Küçük lavanta kesecikleri hazırladım ,"Eylül Ilgın 3 Yaşında" notuyla beraber tarih yazıp keselerin tabanlarına yerleştirdim,çiçekciden aldığım rengarenk tüllerle onları süsledim.

Keselere kuzumun fotoğrafını kurdele yardımıyla bağladım.Eğlenceli fakat sandığımdan daha uzun süren bir çalışma oldu.Rengarenk kartonlardan,her biri A4 kağıdının üçte ikisi büyüklüğünde harfler hazırladım."İYİKİ DOĞDUN EYLÜL ILGIN" yazısını yine çiçekçiden aldığım kağıtvari birşeyin üzerine tutturdum . Telaştan onun fotoğrafını çekmeyi unutmuşum,özenerek yaptırdığımız pastanın ,süslediğim odanın resmini çekmeyi unuttuğum gibi:(

Gerçekten çok hareketli bir gece oldu.


Eşim kamerayla ben misafirlerle uğraşmaktan doğru dürüst fotoğraf çekmeye fırsatımız olmadı.

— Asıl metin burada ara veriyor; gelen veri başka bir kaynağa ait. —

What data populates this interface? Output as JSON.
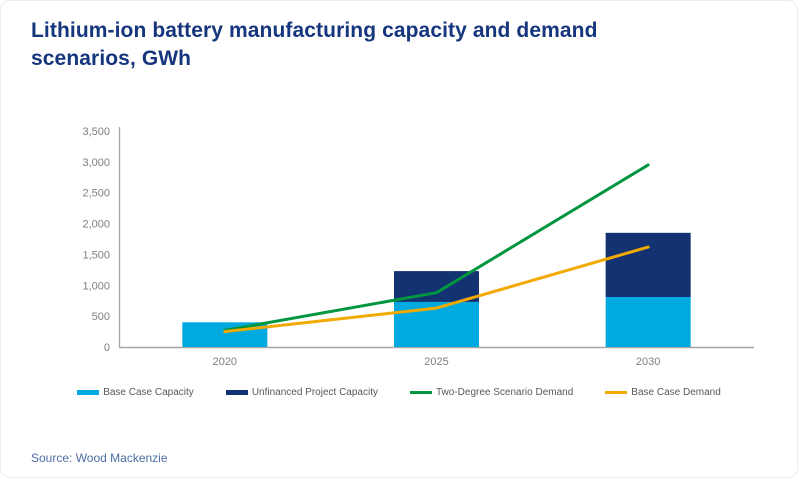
{
  "header": {
    "title": "Lithium-ion battery manufacturing capacity and demand scenarios, GWh"
  },
  "footer": {
    "source": "Source: Wood Mackenzie"
  },
  "colors": {
    "title": "#15357D",
    "axis_line": "#A6A6A6",
    "tick_label": "#7F7F7F",
    "legend_text": "#595959",
    "source_text": "#4C6FA5",
    "base_case_capacity": "#00A9E0",
    "unfinanced_project_capacity": "#133271",
    "two_degree_scenario_demand": "#009640",
    "base_case_demand": "#F2A900"
  },
  "chart_data": {
    "type": "combo",
    "title": "Lithium-ion battery manufacturing capacity and demand scenarios, GWh",
    "units": "GWh",
    "categories": [
      "2020",
      "2025",
      "2030"
    ],
    "series": [
      {
        "name": "Base Case Capacity",
        "render": "stacked-bar",
        "color": "#00A9E0",
        "values": [
          400,
          730,
          810
        ]
      },
      {
        "name": "Unfinanced Project Capacity",
        "render": "stacked-bar",
        "color": "#133271",
        "values": [
          0,
          500,
          1040
        ]
      },
      {
        "name": "Two-Degree Scenario Demand",
        "render": "line",
        "color": "#009640",
        "values": [
          270,
          880,
          2950
        ]
      },
      {
        "name": "Base Case Demand",
        "render": "line",
        "color": "#F2A900",
        "values": [
          250,
          630,
          1620
        ]
      }
    ],
    "xlabel": "",
    "ylabel": "",
    "ylim": [
      0,
      3500
    ],
    "yticks": {
      "values": [
        0,
        500,
        1000,
        1500,
        2000,
        2500,
        3000,
        3500
      ],
      "labels": [
        "0",
        "500",
        "1,000",
        "1,500",
        "2,000",
        "2,500",
        "3,000",
        "3,500"
      ]
    },
    "grid": false,
    "legend_position": "bottom"
  }
}
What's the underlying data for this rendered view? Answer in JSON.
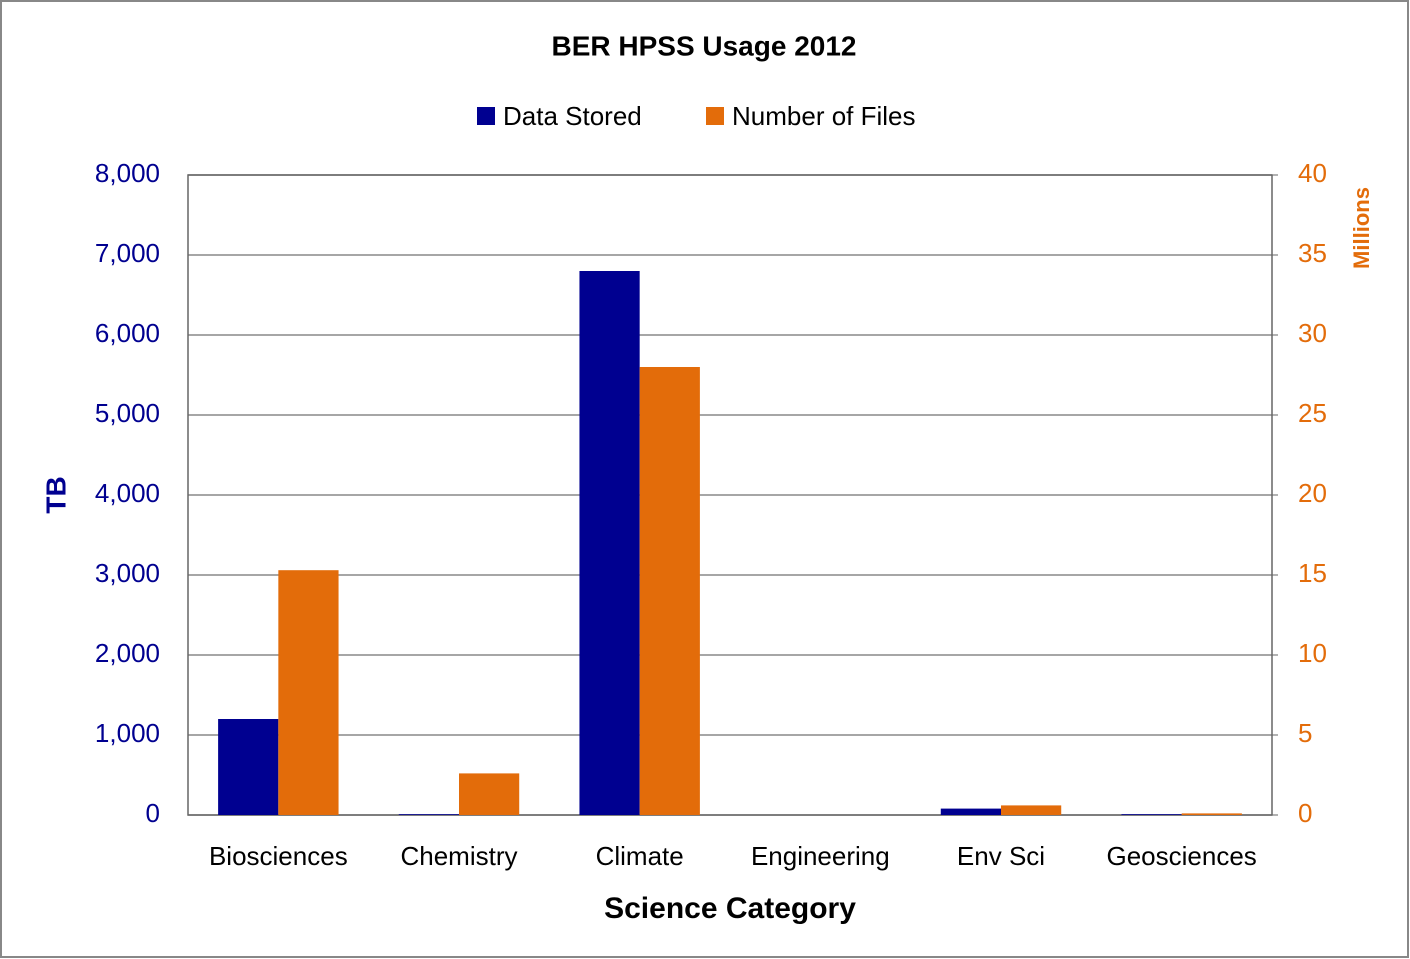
{
  "chart_data": {
    "type": "bar",
    "title": "BER HPSS Usage 2012",
    "x_label": "Science Category",
    "y_label": "TB",
    "y2_label": "Millions",
    "categories": [
      "Biosciences",
      "Chemistry",
      "Climate",
      "Engineering",
      "Env Sci",
      "Geosciences"
    ],
    "series": [
      {
        "name": "Data Stored",
        "color": "#000090",
        "values": [
          1200,
          10,
          6800,
          0,
          80,
          10
        ]
      },
      {
        "name": "Number of Files",
        "color": "#e36c0a",
        "axis": "y2",
        "values": [
          15.3,
          2.6,
          28,
          0,
          0.6,
          0.1
        ]
      }
    ],
    "ylim": [
      0,
      8000
    ],
    "yticks": [
      0,
      {
        "value": 1000,
        "label": "1,000"
      },
      {
        "value": 2000,
        "label": "2,000"
      },
      {
        "value": 3000,
        "label": "3,000"
      },
      {
        "value": 4000,
        "label": "4,000"
      },
      {
        "value": 5000,
        "label": "5,000"
      },
      {
        "value": 6000,
        "label": "6,000"
      },
      {
        "value": 7000,
        "label": "7,000"
      },
      {
        "value": 8000,
        "label": "8,000"
      }
    ],
    "y2lim": [
      0,
      40
    ],
    "y2ticks": [
      0,
      5,
      10,
      15,
      20,
      25,
      30,
      35,
      40
    ],
    "grid": true,
    "legend": "top"
  }
}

İyiki yüz boyalarını,onbin baloncuklu sıvıları,onlara özel tabakları,bardakları,onlarca balonu almışım.

Sonuç olarak çekilemeyen fotoğraflara rağmen çocukların çok eğlendiği ,büyüklerin mennun kaldığı bir gece geçirdik

Misafirlerimizin ayrılmasına yakın eşimin süprizi olan havai fişekler ise gecemize ayrı bir tat kattı.